All I knew about this novel before now was that it, unlike Tillman's previous works, featured very long sentences. I had no idea until just this morning, when I read the bookforum review, that the novel made skin into its leaping-off point for meditations on history and the human condition. I'm pleased to see that my Aunt (yes, we're related) has written this new novel from the point of view of a former historian (and I was just talking to her yesterday about how the worst thing about being historian must be torturous process of editing footnotes!). This current historian is now a designer, fascinated by chairs.
According to Matthew Sharpe,
Magnificently, Lynne Tillman makes skin do what Herman Melville made boats do--contain multitudes. American Genius, though less macho, belongs in the same class as Moby-Dick and Gravity's Rainbow: encyclopedic novels about America and the world. Grand and minute, elegiac and hilarious, this book will also contradict anything anyone can say about it."

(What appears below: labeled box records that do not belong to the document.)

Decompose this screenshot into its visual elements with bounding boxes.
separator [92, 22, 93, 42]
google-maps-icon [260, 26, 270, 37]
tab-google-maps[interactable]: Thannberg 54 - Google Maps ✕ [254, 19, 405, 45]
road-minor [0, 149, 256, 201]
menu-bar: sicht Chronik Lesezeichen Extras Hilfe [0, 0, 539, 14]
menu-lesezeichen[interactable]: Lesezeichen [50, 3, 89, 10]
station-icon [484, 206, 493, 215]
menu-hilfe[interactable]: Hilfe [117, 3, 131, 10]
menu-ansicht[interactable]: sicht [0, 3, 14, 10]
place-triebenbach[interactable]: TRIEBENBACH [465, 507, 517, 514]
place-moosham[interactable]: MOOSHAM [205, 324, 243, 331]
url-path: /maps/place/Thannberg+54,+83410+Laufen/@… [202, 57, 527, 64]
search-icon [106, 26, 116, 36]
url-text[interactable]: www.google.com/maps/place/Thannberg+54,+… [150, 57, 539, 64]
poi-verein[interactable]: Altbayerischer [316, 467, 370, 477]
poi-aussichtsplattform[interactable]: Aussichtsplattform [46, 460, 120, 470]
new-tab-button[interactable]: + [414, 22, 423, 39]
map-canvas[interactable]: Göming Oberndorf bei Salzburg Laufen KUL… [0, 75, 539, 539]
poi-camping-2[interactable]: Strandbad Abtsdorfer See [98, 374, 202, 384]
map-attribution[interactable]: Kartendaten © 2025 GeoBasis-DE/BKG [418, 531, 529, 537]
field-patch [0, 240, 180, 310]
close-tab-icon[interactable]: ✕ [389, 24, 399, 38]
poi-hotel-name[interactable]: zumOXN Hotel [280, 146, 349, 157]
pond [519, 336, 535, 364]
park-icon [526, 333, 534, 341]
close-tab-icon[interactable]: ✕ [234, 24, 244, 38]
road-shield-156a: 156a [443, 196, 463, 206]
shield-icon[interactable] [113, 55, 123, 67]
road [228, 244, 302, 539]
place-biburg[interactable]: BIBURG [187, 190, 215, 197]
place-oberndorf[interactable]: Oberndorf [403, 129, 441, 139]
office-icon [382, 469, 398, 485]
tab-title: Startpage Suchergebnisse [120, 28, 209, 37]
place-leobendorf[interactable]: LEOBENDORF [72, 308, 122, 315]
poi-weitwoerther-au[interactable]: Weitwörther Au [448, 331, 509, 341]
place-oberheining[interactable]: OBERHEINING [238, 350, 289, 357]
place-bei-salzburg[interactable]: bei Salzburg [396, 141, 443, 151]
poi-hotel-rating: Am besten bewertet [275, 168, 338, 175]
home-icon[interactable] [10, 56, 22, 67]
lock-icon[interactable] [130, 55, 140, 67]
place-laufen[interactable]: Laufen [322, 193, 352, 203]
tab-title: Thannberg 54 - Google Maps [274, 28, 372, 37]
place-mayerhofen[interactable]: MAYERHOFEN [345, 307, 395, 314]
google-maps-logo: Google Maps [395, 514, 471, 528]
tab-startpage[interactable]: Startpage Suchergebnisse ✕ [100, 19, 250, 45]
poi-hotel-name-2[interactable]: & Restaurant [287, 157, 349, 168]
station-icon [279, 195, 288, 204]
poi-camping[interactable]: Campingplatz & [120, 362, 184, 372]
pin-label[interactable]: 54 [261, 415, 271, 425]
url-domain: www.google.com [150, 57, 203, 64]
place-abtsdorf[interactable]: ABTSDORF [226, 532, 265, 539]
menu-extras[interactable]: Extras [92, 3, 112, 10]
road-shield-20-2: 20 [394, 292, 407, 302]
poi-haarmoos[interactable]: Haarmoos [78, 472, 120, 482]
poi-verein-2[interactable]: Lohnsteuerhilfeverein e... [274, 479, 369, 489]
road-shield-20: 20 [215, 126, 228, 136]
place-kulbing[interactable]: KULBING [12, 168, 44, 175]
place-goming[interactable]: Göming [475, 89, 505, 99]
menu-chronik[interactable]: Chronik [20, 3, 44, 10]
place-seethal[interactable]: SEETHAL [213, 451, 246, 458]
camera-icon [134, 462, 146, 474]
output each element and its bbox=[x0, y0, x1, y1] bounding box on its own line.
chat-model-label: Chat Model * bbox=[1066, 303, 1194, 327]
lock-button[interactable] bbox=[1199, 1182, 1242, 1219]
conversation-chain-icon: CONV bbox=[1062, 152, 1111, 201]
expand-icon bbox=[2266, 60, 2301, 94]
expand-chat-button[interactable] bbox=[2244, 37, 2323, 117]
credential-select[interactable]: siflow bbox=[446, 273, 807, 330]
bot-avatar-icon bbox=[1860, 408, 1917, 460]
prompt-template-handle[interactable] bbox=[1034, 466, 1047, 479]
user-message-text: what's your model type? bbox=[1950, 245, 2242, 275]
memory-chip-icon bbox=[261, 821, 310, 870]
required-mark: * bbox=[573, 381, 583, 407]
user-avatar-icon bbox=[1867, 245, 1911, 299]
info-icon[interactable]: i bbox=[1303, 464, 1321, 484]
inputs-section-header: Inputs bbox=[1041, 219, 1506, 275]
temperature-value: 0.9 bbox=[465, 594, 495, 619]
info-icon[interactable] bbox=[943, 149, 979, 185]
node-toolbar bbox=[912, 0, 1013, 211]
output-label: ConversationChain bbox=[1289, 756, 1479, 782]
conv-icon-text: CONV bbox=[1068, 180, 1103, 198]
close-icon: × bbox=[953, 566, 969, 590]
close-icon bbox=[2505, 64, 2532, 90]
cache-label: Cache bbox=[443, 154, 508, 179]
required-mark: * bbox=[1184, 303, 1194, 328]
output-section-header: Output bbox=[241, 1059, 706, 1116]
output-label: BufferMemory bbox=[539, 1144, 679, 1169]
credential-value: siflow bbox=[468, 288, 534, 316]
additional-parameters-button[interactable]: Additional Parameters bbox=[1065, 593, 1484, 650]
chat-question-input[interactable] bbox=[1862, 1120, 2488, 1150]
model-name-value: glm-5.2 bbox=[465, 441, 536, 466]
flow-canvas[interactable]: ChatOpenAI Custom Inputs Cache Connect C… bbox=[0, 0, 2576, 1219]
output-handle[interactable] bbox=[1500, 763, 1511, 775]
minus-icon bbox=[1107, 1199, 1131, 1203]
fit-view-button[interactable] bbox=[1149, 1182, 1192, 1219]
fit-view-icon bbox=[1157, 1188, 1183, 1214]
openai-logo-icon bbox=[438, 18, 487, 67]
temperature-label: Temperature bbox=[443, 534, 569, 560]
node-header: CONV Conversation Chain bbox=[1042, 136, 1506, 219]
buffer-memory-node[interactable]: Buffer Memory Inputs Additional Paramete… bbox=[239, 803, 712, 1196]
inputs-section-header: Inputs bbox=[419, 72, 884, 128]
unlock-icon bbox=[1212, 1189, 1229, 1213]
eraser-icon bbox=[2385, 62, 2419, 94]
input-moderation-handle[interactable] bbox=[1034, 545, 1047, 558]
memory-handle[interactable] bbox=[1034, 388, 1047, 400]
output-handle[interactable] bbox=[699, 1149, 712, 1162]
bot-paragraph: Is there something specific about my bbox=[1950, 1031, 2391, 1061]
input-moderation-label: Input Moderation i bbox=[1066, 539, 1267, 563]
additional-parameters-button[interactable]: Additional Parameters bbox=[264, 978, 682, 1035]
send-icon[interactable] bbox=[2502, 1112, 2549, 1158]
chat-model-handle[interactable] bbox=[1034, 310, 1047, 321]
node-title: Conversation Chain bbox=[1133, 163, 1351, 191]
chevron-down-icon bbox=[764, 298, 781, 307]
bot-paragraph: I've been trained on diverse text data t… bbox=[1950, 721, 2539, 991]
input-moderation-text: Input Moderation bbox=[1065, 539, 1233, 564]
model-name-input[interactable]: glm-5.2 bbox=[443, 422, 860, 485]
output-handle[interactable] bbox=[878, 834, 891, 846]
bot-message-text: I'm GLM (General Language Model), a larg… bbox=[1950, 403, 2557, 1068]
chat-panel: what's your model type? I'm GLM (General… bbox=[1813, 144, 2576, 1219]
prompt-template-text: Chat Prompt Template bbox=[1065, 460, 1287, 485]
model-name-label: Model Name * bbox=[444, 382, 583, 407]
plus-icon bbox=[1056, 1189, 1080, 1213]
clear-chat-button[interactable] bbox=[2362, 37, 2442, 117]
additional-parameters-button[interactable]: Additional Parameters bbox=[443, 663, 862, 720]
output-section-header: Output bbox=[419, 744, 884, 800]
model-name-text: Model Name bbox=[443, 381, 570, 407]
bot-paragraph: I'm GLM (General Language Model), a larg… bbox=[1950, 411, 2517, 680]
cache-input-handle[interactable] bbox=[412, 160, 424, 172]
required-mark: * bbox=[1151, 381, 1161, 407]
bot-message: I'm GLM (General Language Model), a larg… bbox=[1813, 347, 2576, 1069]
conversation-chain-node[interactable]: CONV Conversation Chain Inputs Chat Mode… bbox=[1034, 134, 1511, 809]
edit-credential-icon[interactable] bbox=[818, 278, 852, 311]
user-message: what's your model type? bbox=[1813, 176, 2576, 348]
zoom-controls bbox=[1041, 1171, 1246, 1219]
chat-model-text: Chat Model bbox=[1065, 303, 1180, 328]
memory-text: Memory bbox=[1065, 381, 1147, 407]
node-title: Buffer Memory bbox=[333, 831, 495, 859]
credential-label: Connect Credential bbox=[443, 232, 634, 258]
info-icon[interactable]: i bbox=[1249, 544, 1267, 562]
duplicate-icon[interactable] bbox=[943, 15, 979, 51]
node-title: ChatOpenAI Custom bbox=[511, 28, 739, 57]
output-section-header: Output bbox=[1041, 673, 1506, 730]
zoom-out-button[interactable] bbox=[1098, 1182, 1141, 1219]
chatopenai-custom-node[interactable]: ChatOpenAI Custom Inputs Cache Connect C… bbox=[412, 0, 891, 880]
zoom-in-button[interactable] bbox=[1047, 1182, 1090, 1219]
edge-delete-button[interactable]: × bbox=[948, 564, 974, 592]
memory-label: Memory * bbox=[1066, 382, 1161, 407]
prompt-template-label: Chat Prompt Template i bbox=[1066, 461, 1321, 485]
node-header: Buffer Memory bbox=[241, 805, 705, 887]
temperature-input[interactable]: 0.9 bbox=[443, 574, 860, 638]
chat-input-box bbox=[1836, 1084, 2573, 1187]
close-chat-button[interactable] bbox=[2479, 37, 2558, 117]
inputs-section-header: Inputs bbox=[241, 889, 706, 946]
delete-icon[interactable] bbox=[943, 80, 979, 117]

If that's true, it's best to take a look for yourself. It's been excerpted in Bomb magazine, and you can read a snippet online.
It's got a web-presence already, being blogged at books are pretty and Midnight Ambulette twice, actually. Earlier this year, Dennis Cooper was celebrating Lynne Tillman Day. And a fellow in Buffalo includes the new novel on his list of books the New York Times should review in comparison with what they have reviewed, which seems to be Phillip Roth and more Phillip Roth.

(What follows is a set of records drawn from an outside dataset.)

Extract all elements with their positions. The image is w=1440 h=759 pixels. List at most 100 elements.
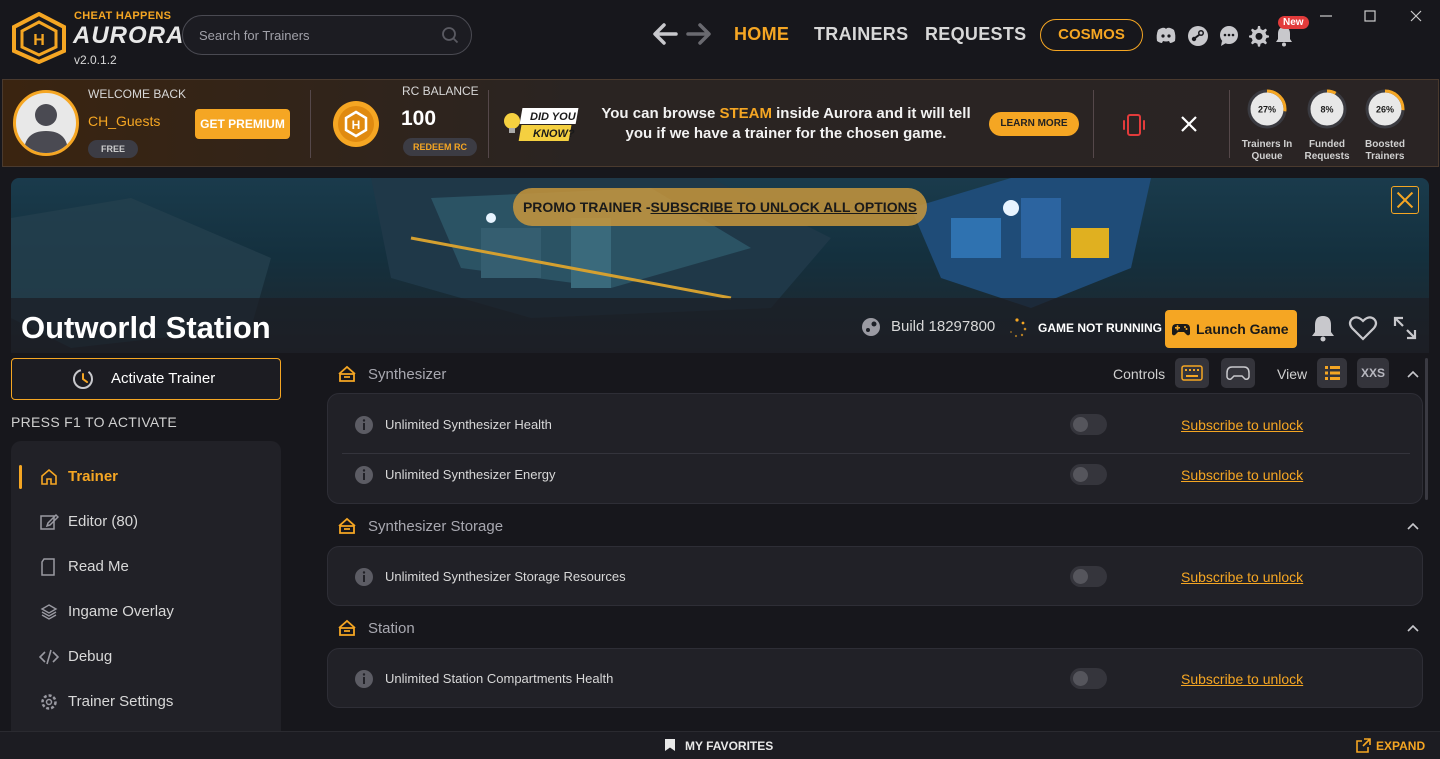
close-banner-icon[interactable] [1391, 186, 1419, 214]
chevron-up-icon[interactable] [1405, 518, 1421, 534]
mobile-phone-icon[interactable] [1121, 112, 1147, 138]
did-you-know-badge: DID YOU KNOW? [504, 108, 579, 141]
option-toggle[interactable] [1070, 464, 1107, 485]
svg-text:H: H [33, 32, 45, 49]
search-icon[interactable] [441, 26, 459, 44]
search-box [182, 15, 472, 55]
maximize-icon[interactable] [1362, 8, 1378, 24]
promo-trainer-banner[interactable]: PROMO TRAINER -SUBSCRIBE TO UNLOCK ALL O… [513, 188, 927, 226]
menu-item-ingame-overlay[interactable]: Ingame Overlay [11, 592, 281, 632]
know-label: KNOW? [533, 128, 575, 140]
cosmos-button[interactable]: COSMOS [1040, 19, 1143, 51]
edit-icon [40, 513, 59, 530]
activate-trainer-button[interactable]: Activate Trainer [11, 358, 281, 400]
svg-text:26%: 26% [1376, 105, 1394, 115]
game-title: Outworld Station [21, 310, 271, 345]
layers-icon [40, 604, 58, 620]
menu-item-trainer-settings[interactable]: Trainer Settings [11, 682, 281, 722]
stat-boosted-trainers: 26% Boosted Trainers [1355, 88, 1415, 163]
avatar[interactable] [13, 90, 79, 156]
info-icon[interactable] [354, 465, 374, 485]
menu-item-trainer[interactable]: Trainer [11, 457, 281, 497]
did-you-label: DID YOU [530, 111, 577, 123]
rc-coin-icon: H [333, 101, 379, 147]
discord-icon[interactable] [1154, 24, 1178, 48]
membership-badge: FREE [88, 140, 138, 158]
option-toggle[interactable] [1070, 414, 1107, 435]
notify-bell-icon[interactable] [1307, 312, 1339, 344]
get-premium-button[interactable]: GET PREMIUM [195, 109, 290, 139]
keyboard-controls-button[interactable] [1175, 358, 1209, 388]
subscribe-link[interactable]: Subscribe to unlock [1181, 671, 1303, 687]
compact-view-button[interactable]: XXS [1357, 358, 1389, 388]
fullscreen-icon[interactable] [1389, 312, 1421, 344]
username: CH_Guests [88, 113, 161, 129]
info-icon[interactable] [354, 567, 374, 587]
subscribe-link[interactable]: Subscribe to unlock [1181, 569, 1303, 585]
chat-icon[interactable] [1217, 24, 1241, 48]
back-arrow-icon[interactable] [650, 20, 680, 48]
activate-icon [73, 369, 93, 389]
chevron-up-icon[interactable] [1405, 620, 1421, 636]
search-input[interactable] [199, 16, 439, 54]
option-label: Unlimited Station Compartments Health [385, 671, 614, 686]
bookmark-icon [665, 739, 675, 751]
expand-icon [1356, 738, 1371, 753]
menu-item-debug[interactable]: Debug [11, 637, 281, 677]
option-row: Unlimited Station Compartments Health Su… [328, 654, 1424, 704]
nav-requests[interactable]: REQUESTS [925, 24, 1026, 45]
minimize-icon[interactable] [1318, 8, 1334, 24]
info-icon[interactable] [354, 669, 374, 689]
steam-icon [862, 318, 880, 336]
subscribe-link[interactable]: Subscribe to unlock [1181, 467, 1303, 483]
nav-trainers[interactable]: TRAINERS [814, 24, 908, 45]
option-row: Unlimited Synthesizer Storage Resources … [328, 552, 1424, 602]
divider [488, 90, 489, 158]
game-status: GAME NOT RUNNING [1038, 321, 1162, 335]
nav-home[interactable]: HOME [734, 24, 789, 45]
menu-item-read-me[interactable]: Read Me [11, 547, 281, 587]
settings-gear-icon[interactable] [1246, 24, 1270, 48]
window-close-icon[interactable] [1408, 8, 1424, 24]
options-panel: Unlimited Synthesizer Health Subscribe t… [327, 393, 1423, 504]
close-tip-icon[interactable] [1179, 114, 1199, 134]
stat-funded-requests: 8% Funded Requests [1297, 88, 1357, 163]
option-label: Unlimited Synthesizer Health [385, 417, 552, 432]
scrollbar[interactable] [1425, 358, 1428, 500]
my-favorites-button[interactable]: MY FAVORITES [663, 739, 773, 753]
activation-hint: PRESS F1 TO ACTIVATE [11, 414, 178, 430]
options-panel: Unlimited Synthesizer Storage Resources … [327, 546, 1423, 606]
chevron-up-icon[interactable] [1405, 366, 1421, 382]
option-toggle[interactable] [1070, 566, 1107, 587]
option-toggle[interactable] [1070, 668, 1107, 689]
gear-icon [41, 694, 57, 710]
user-silhouette-icon [24, 104, 68, 153]
progress-ring: 26% [1365, 89, 1405, 129]
menu-item-editor[interactable]: Editor (80) [11, 502, 281, 542]
svg-text:H: H [352, 118, 361, 132]
forward-arrow-icon[interactable] [684, 20, 714, 48]
gamepad-icon [1172, 324, 1190, 336]
learn-more-button[interactable]: LEARN MORE [989, 112, 1079, 136]
tip-text: You can browse STEAM inside Aurora and i… [601, 105, 971, 142]
cheat-happens-logo-icon: H [12, 12, 66, 64]
progress-ring: 27% [1247, 89, 1287, 129]
list-view-button[interactable] [1317, 358, 1347, 388]
brand-name: AURORA [73, 22, 185, 49]
list-view-icon [1325, 366, 1340, 380]
steam-icon[interactable] [1186, 24, 1210, 48]
launch-game-button[interactable]: Launch Game [1165, 310, 1297, 348]
subscribe-link[interactable]: Subscribe to unlock [1181, 417, 1303, 433]
favorite-heart-icon[interactable] [1347, 312, 1379, 344]
expand-button[interactable]: EXPAND [1356, 738, 1425, 753]
welcome-bar: WELCOME BACK CH_Guests FREE GET PREMIUM … [2, 79, 1439, 167]
build-number: Build 18297800 [891, 318, 996, 335]
gamepad-controls-button[interactable] [1221, 358, 1255, 388]
aurora-app: H CHEAT HAPPENS AURORA v2.0.1.2 HOME TRA… [0, 0, 1440, 759]
svg-text:8%: 8% [1320, 105, 1333, 115]
redeem-rc-button[interactable]: REDEEM RC [403, 138, 477, 156]
bottom-bar: MY FAVORITES EXPAND [0, 731, 1440, 759]
info-icon[interactable] [354, 415, 374, 435]
home-icon [41, 468, 57, 485]
option-row: Unlimited Synthesizer Energy Subscribe t… [328, 450, 1424, 500]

I'll have more to say about it after reading it, which I will do on the plane on my way to the American Studies conference in Oakland (about which I will surely blog). What I can say for now is this: Lynne Tillman has remained true to her vision as a writer of serious literature. In a world of "Chick Lit" and navel-gazing memoirs, t's not easy to remain true to a marginalized field in which women are even more notoriously marginalized by critics who are obsessed with boys. So the comparison made in the blurbs to boy-cult author, Thomas Pyncheon, delights me.
From what I know of her work, this novel will do what others have failed at: integrate personal reflection with the weight of American history. I look forward to it.